By the 1870's, Glass ornaments were being imported into Britain from Lauscha, in Thuringia (Germany). It became a status symbol to have glass ornaments on the tree, the more one had, the better ones status! Still many home-made things were seen. The British Empire was growing, and the most popular tree topper was the Union Jack (the nation's flag). Sometimes there were flags of the Empire and flags of the allied countries. Trees became very patriotic.
The glass ornaments started being imported into America around 1880, where they were sold through stores such as FW Woolworth. They were quickly followed by American patents for electric lights (1882), (until this time candles were attached to tree branches - which resulted in a lot of fires!) and metal hooks for safer hanging of decorations onto the trees (1892). You can still find candle clips and tree candles in German department stores. The artificial Christmas tree was invented in the 1880's in Germany, to combat some of the damage being done by so many native Fir trees being chopped for Christmas.
The main meal in England on Christmas day was goose (if they were wealthy), ham or roast beef. Turkey is a relatively recent addition, as turkeys are native to America and don't do well in the English climate. Christmas pudding, Figgy pudding and plum pudding are English fruitcakes, saturated in brandy, that date back to the Middle Ages. Suet, flour, sugar, raisins, nuts, and spices are tied loosely in cloth and boiled until the ingredients are "plum," meaning they have enlarged enough to fill the cloth. Brandy is poured over it daily for weeks until it is well pickled! It is then unwrapped, sliced, and topped with cream or custard. You can feel your arteries hardening just looking at it; but it still tastes better than a fruitcake.
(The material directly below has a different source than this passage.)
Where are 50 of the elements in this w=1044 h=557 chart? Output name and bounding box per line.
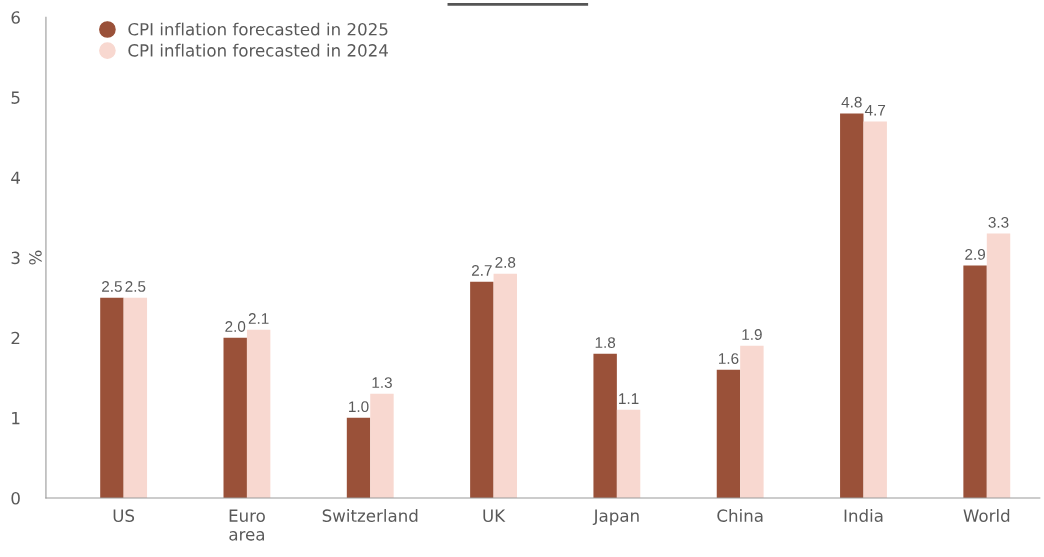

For some reason those Claxton fruitcakes caught on around the beginning of the 1900's in America. (Personally, I think people are still passing around the same ones manufacture red at the turn of the 1900 century, as no one I know would want to eat one!)
The Christmas tree popularity died down somewhat in the UK after the death of Queen Victoria. but in the 1930's (in Britain) there was a revival of Dickensian nostalgia, particularly in Britain. Christmas cards all sported Crinoline ladies with muffs and bonnets popular in the 1840's. Christmas Trees became large, and real again, and were decorated with many bells, balls and tinsels, and with a beautiful golden haired angel at the top.
But wartime England put a stop to many of these trees. It was forbidden to cut trees down for decoration, and with so many raids, many people preferred to keep their most precious heirloom Christmas tree decorations carefully stored away in metal boxes, and decorated only a small tabletop tree with home-made decorations, which could be taken down into the shelters for a little Christmas cheer, when the air-raid sirens went.
The first national American Christmas Tree was lighted in the year 1923 on the White House lawn by President Calvin Coolidge. A tree from the National Christmas Tree Association has been displayed in the Blue Room of the White House since 1966. See Christmas Trees at the White House.
After World War II, the Christmas tree again became popular!
The mid-1960's saw another change. Sammy Davis Jr, and the Mod 60's were booming, and plastic was everywhere. Silver aluminum trees became popular. The 'Silver Pine' tree, patented in the 1950's, was designed to have a revolving light source under it, with coloured gelatine 'windows, which allowed the light to shine in different shades as it revolved under the tree. No decorations were needed for this tree. Very "hip"!